The government’s interior minister oversaw the arrest Tuesday of a prominent Kenyan journalist who’d uncovered possible corruption in his ministry. The backlash was swift, the journalist was released, the minister comically claimed he hadn’t order the arrest, but the damage was done.

And today another courageous group of Kenyan journalists released a scathing report linking Kenyan occupying forces with the illicit half billion dollar trade in sugar and charcoal that had hugely financed Somali pirates.

Interior Secretary Joseph Nkaissery oversaw the arrest Tuesday of Kenyan journalist John Ngirachu. The journalist had discovered a multi-million dollar hole in Nkaissery’s budget that was unaccounted for.

By the time police brought Ngirachu to the station, the outcry in Kenya was so loud that he was simply kept for a short time and not even interrogated before being released.

Then yesterday, acting as if this was all news to him, Nkaissery ordered the “end to any investigation” by journalists claiming he knew nothing about it.

It’s so lame.

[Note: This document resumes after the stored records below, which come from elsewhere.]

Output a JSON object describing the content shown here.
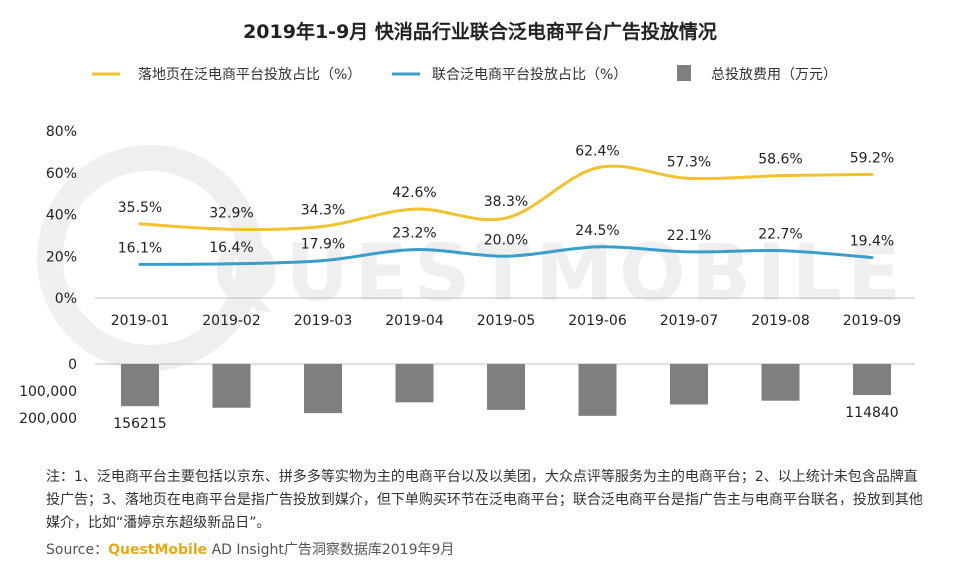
{
  "chart_data": {
    "type": "line",
    "title": "2019年1-9月 快消品行业联合泛电商平台广告投放情况",
    "categories": [
      "2019-01",
      "2019-02",
      "2019-03",
      "2019-04",
      "2019-05",
      "2019-06",
      "2019-07",
      "2019-08",
      "2019-09"
    ],
    "ylim": [
      0,
      80
    ],
    "yticks": [
      "80%",
      "60%",
      "40%",
      "20%",
      "0%"
    ],
    "series": [
      {
        "name": "落地页在泛电商平台投放占比（%）",
        "color": "#f2c12e",
        "values": [
          35.5,
          32.9,
          34.3,
          42.6,
          38.3,
          62.4,
          57.3,
          58.6,
          59.2
        ],
        "labels": [
          "35.5%",
          "32.9%",
          "34.3%",
          "42.6%",
          "38.3%",
          "62.4%",
          "57.3%",
          "58.6%",
          "59.2%"
        ]
      },
      {
        "name": "联合泛电商平台投放占比（%）",
        "color": "#3a9fc8",
        "values": [
          16.1,
          16.4,
          17.9,
          23.2,
          20.0,
          24.5,
          22.1,
          22.7,
          19.4
        ],
        "labels": [
          "16.1%",
          "16.4%",
          "17.9%",
          "23.2%",
          "20.0%",
          "24.5%",
          "22.1%",
          "22.7%",
          "19.4%"
        ]
      }
    ],
    "bars": {
      "name": "总投放费用（万元）",
      "color": "#7f7f7f",
      "type": "bar",
      "ylim": [
        0,
        200000
      ],
      "yticks": [
        "0",
        "100,000",
        "200,000"
      ],
      "values": [
        156215,
        162000,
        182000,
        142000,
        170000,
        192000,
        150000,
        136000,
        114840
      ],
      "labels": [
        "156215",
        "",
        "",
        "",
        "",
        "",
        "",
        "",
        "114840"
      ]
    },
    "watermark": "QUESTMOBILE"
  },
  "note": "注：1、泛电商平台主要包括以京东、拼多多等实物为主的电商平台以及以美团，大众点评等服务为主的电商平台；2、以上统计未包含品牌直投广告；3、落地页在电商平台是指广告投放到媒介，但下单购买环节在泛电商平台；联合泛电商平台是指广告主与电商平台联名，投放到其他媒介，比如“潘婷京东超级新品日”。",
  "source": {
    "prefix": "Source：",
    "brand": "QuestMobile",
    "rest": " AD Insight广告洞察数据库2019年9月"
  }
}
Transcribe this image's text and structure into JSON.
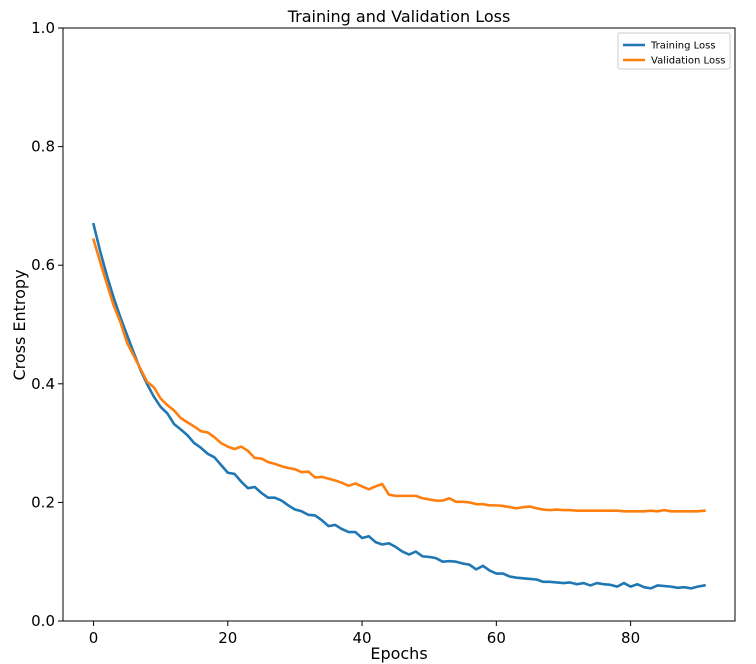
{
  "chart_data": {
    "type": "line",
    "title": "Training and Validation Loss",
    "xlabel": "Epochs",
    "ylabel": "Cross Entropy",
    "xlim": [
      -4.55,
      95.55
    ],
    "ylim": [
      0.0,
      1.0
    ],
    "xticks": [
      0,
      20,
      40,
      60,
      80
    ],
    "yticks": [
      0.0,
      0.2,
      0.4,
      0.6,
      0.8,
      1.0
    ],
    "ytick_labels": [
      "0.0",
      "0.2",
      "0.4",
      "0.6",
      "0.8",
      "1.0"
    ],
    "legend_position": "top-right",
    "grid": false,
    "series": [
      {
        "name": "Training Loss",
        "color": "#1f77b4",
        "values": [
          0.669,
          0.623,
          0.582,
          0.545,
          0.512,
          0.482,
          0.452,
          0.423,
          0.399,
          0.378,
          0.361,
          0.35,
          0.332,
          0.323,
          0.313,
          0.3,
          0.292,
          0.282,
          0.276,
          0.263,
          0.25,
          0.248,
          0.235,
          0.224,
          0.226,
          0.216,
          0.208,
          0.208,
          0.203,
          0.195,
          0.188,
          0.185,
          0.179,
          0.178,
          0.17,
          0.16,
          0.162,
          0.155,
          0.15,
          0.15,
          0.14,
          0.143,
          0.133,
          0.129,
          0.131,
          0.125,
          0.117,
          0.112,
          0.117,
          0.109,
          0.108,
          0.106,
          0.1,
          0.101,
          0.1,
          0.097,
          0.095,
          0.087,
          0.093,
          0.085,
          0.08,
          0.08,
          0.075,
          0.073,
          0.072,
          0.071,
          0.07,
          0.066,
          0.066,
          0.065,
          0.064,
          0.065,
          0.062,
          0.064,
          0.06,
          0.064,
          0.062,
          0.061,
          0.058,
          0.064,
          0.058,
          0.062,
          0.057,
          0.055,
          0.06,
          0.059,
          0.058,
          0.056,
          0.057,
          0.055,
          0.058,
          0.06
        ]
      },
      {
        "name": "Validation Loss",
        "color": "#ff7f0e",
        "values": [
          0.643,
          0.605,
          0.568,
          0.532,
          0.504,
          0.469,
          0.447,
          0.425,
          0.403,
          0.394,
          0.375,
          0.364,
          0.355,
          0.342,
          0.335,
          0.328,
          0.32,
          0.318,
          0.31,
          0.3,
          0.294,
          0.29,
          0.294,
          0.287,
          0.275,
          0.274,
          0.268,
          0.265,
          0.261,
          0.258,
          0.256,
          0.251,
          0.252,
          0.242,
          0.243,
          0.24,
          0.237,
          0.233,
          0.228,
          0.232,
          0.227,
          0.222,
          0.227,
          0.231,
          0.213,
          0.211,
          0.211,
          0.211,
          0.211,
          0.207,
          0.205,
          0.203,
          0.203,
          0.207,
          0.201,
          0.201,
          0.2,
          0.197,
          0.197,
          0.195,
          0.195,
          0.194,
          0.192,
          0.19,
          0.192,
          0.193,
          0.19,
          0.188,
          0.187,
          0.188,
          0.187,
          0.187,
          0.186,
          0.186,
          0.186,
          0.186,
          0.186,
          0.186,
          0.186,
          0.185,
          0.185,
          0.185,
          0.185,
          0.186,
          0.185,
          0.187,
          0.185,
          0.185,
          0.185,
          0.185,
          0.185,
          0.186
        ]
      }
    ]
  }
}
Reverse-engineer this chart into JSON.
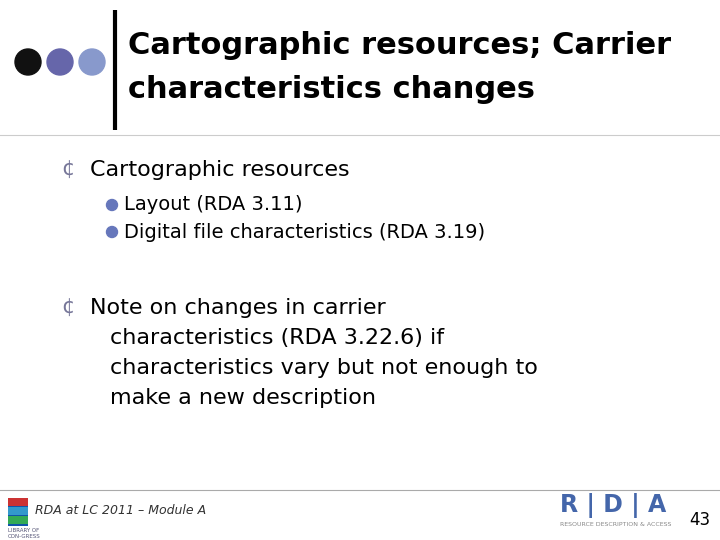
{
  "title_line1": "Cartographic resources; Carrier",
  "title_line2": "characteristics changes",
  "bullet1": "Cartographic resources",
  "sub_bullet1": "Layout (RDA 3.11)",
  "sub_bullet2": "Digital file characteristics (RDA 3.19)",
  "bullet2_line1": "Note on changes in carrier",
  "bullet2_line2": "characteristics (RDA 3.22.6) if",
  "bullet2_line3": "characteristics vary but not enough to",
  "bullet2_line4": "make a new description",
  "footer_left": "RDA at LC 2011 – Module A",
  "footer_page": "43",
  "bg_color": "#ffffff",
  "title_color": "#000000",
  "text_color": "#000000",
  "sub_bullet_color": "#6677bb",
  "dot_colors": [
    "#111111",
    "#6666aa",
    "#8899cc"
  ],
  "footer_rda_color": "#4466aa",
  "bullet_o_color": "#777799"
}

Just before the arrest Nkaissery told Reuters that Ngirachu’s reporting was “unacceptable” and “calculated to harm the nation” since it portrayed his ministry as corrupt and that it was a trend by journalists “increasingly taking the shape of a larger plot of economic sabotage.”

So whether the minister then went down a floor and ordered the arrest by his chief of arrests, or whether his chief of arrests knew he would be canned if he didn’t do it on his own, the arrests came swiftly thereafter.

We often scratch our noggin wondering how in the world corrupt politicians think they can get away with it. Well, in Kenya you have to scratch all the way through the scalp to wonder how this guy would think just by denying what he had just said to a worldwide news agency, everything would be fine!

Today Kenyan soldiers are paid well and are well equipped, because of our own dear Obama. I’ve written critically many times about the Obama war effort in Somalia. We Americans built, funded and trained the Kenyans to oust the Somali warlords that had more or less run that evaporating country for nearly 20 years.

And they did a great job.

Now they’re flipping.

According to the Kenyan Journalists’ report, “Eating with the Enemy,” the Kenyan occupying soldiers have struck a deal with what’s left of the al-Shabaab they were supposed to nuke.

They are splitting about $24 million annually through illicit exporting of charcoal to the Arabian peninsula.

Charcoal burning stoves still fire many of the homes in the Arabian peninsula, where there aren’t any forests. Somalia has been deforesting itself for decades to supply them. So this isn’t just an illegal and corrupt act, it’s raping the planet.

But the Kenyan soldier scandal doesn’t stop there. Putting together UN reports with other Kenyan journalist reports, Nancy Agutu of Kenya’s Star wrote today that $400 million is being earned by the Kenyan soldiers and their middlemen back home for the illegal importation of sugar from Somalia.

There are so many angles to this story it’s hard to parse: America once again duped into trying to do good with military means; the ongoing rape of Somalia’s earth even after the war is stopped; the corruption of Kenyan officials high and low; the demand for charcoal in a modern age…

Only one thing is clear. There are some really good, possible heroes among Kenyan journalists.

One of Kenya’s most famous anti-corruption activists, John Githongo, told Reuters recently, “This is the most corrupt Kenya has been since we began measuring corruption in the ’90s.”

Kenya has been working so hard recently to combat crime and corruption, to work through their new constitution, to deal with the Somali crisis at their borders and stem terrorism … that’s it’s simply a crying shame that idiots like this minister and cowboys in the army we built would try to blow their future to smithereens.